Par Hamidou TRAORE, tr.hamidou@gmail.com
D’ici 2100, plus de 90 % des pays verront leurs rendements agricoles chuter à cause du réchauffement climatique, selon une nouvelle étude du Programme des Nations unies pour le développement (PNUD) publiée le mercredi 05 novembre 2025. Ainsi, le changement climatique menace directement la sécurité alimentaire mondiale. Même dans les scénarios les plus favorables, plus de neuf pays sur dix devraient voir leurs rendements agricoles diminuer d’ici la fin du siècle.
Le climat, une menace directe pour l’agriculture mondiale
L’analyse du PNUD repose sur l’étude de 19 000 régions réparties dans 176 pays. Elle met en évidence une tendance inquiétante : la hausse des températures compromet la productivité agricole mondiale et accentue les inégalités entre pays. Pedro Conceição, directeur du Bureau du rapport sur le développement humain au PNUD indique que « le changement climatique n’est pas seulement un défi environnemental, c’est une crise majeure du développement ».

Six cultures essentielles en déclin
Les chercheurs se sont concentrés sur six cultures de base, maïs, riz, blé, soja, manioc et sorgho, qui nourrissent la majeure partie de la planète.

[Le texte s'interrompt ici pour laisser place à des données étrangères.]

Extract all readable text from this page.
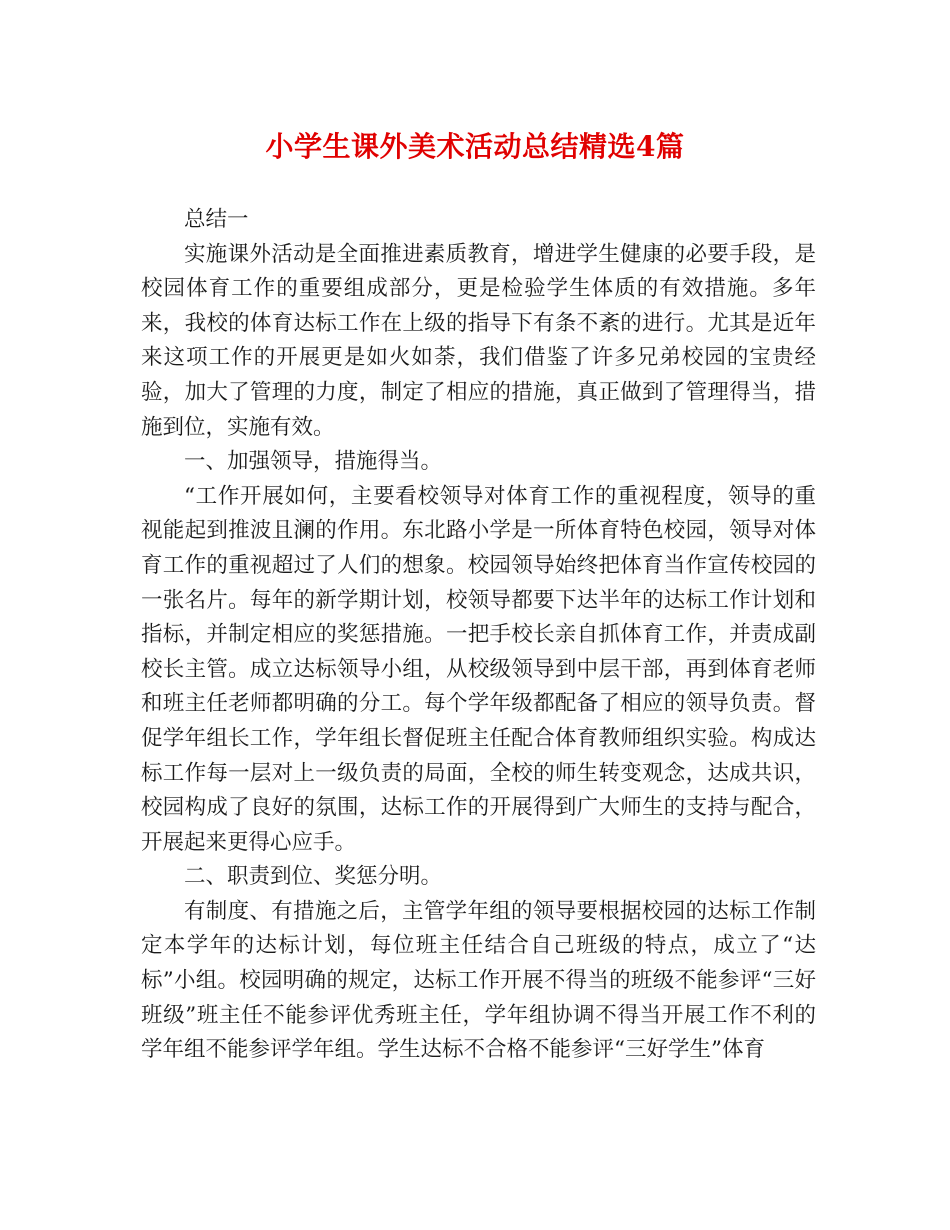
小学生课外美术活动总结精选4篇

总结一

实施课外活动是全面推进素质教育，增进学生健康的必要手段，是校园体育工作的重要组成部分，更是检验学生体质的有效措施。多年来，我校的体育达标工作在上级的指导下有条不紊的进行。尤其是近年来这项工作的开展更是如火如荼，我们借鉴了许多兄弟校园的宝贵经验，加大了管理的力度，制定了相应的措施，真正做到了管理得当，措施到位，实施有效。

一、加强领导，措施得当。

“工作开展如何，主要看校领导对体育工作的重视程度，领导的重视能起到推波且澜的作用。东北路小学是一所体育特色校园，领导对体育工作的重视超过了人们的想象。校园领导始终把体育当作宣传校园的一张名片。每年的新学期计划，校领导都要下达半年的达标工作计划和指标，并制定相应的奖惩措施。一把手校长亲自抓体育工作，并责成副校长主管。成立达标领导小组，从校级领导到中层干部，再到体育老师和班主任老师都明确的分工。每个学年级都配备了相应的领导负责。督促学年组长工作，学年组长督促班主任配合体育教师组织实验。构成达标工作每一层对上一级负责的局面，全校的师生转变观念，达成共识，校园构成了良好的氛围，达标工作的开展得到广大师生的支持与配合，开展起来更得心应手。

二、职责到位、奖惩分明。

有制度、有措施之后，主管学年组的领导要根据校园的达标工作制定本学年的达标计划，每位班主任结合自己班级的特点，成立了“达标”小组。校园明确的规定，达标工作开展不得当的班级不能参评“三好班级”班主任不能参评优秀班主任，学年组协调不得当开展工作不利的学年组不能参评学年组。学生达标不合格不能参评“三好学生”体育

Selon leurs projections, chaque degré supplémentaire de réchauffement entraînerait une baisse moyenne de 4,4 % de la production mondiale annuelle de ces cultures vivrières.

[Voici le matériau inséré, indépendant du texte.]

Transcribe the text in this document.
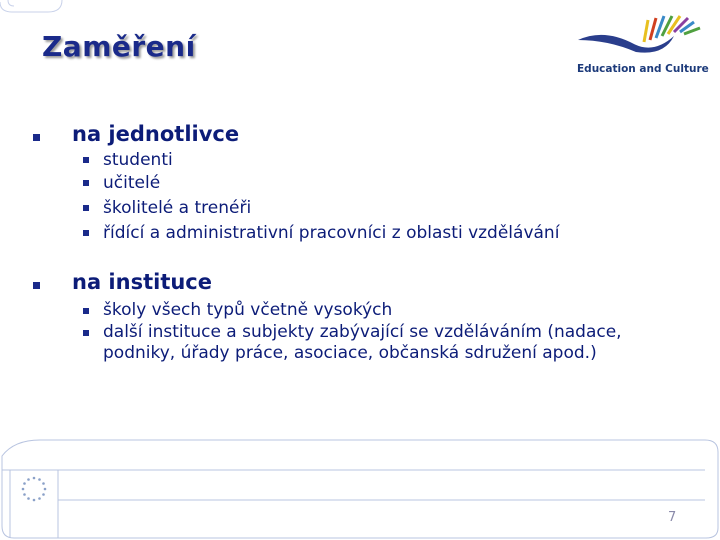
Zaměření
Education and Culture
na jednotlivce
studenti
učitelé
školitelé a trenéři
řídící a administrativní pracovníci z oblasti vzdělávání
na instituce
školy všech typů včetně vysokých
další instituce a subjekty zabývající se vzděláváním (nadace,
podniky, úřady práce, asociace, občanská sdružení apod.)
7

Même dans les scénarios d’émissions modérées, les rendements chutent, soulignant la vulnérabilité structurelle des systèmes agricoles face au dérèglement climatique.
Des impacts majeurs, du Midwest américain à l’Afrique de l’Ouest
Les États-Unis, premier producteur mondial de maïs, pourraient voir leurs rendements diminuer d’un tiers d’ici le milieu du siècle dans certaines zones, menaçant la fameuse « ceinture du maïs”.
En Afrique subsaharienne, les pertes pourraient atteindre des niveaux dramatiques : le Burkina Faso risque par exemple une chute de 46 % de sa production d’ici 2050.
Les pays producteurs de blé et de soja ne seront pas épargnés non plus, avec des baisses allant jusqu’à 40 % dans les scénarios les plus pessimistes, un risque majeur pour les prix alimentaires mondiaux et la stabilité géopolitique.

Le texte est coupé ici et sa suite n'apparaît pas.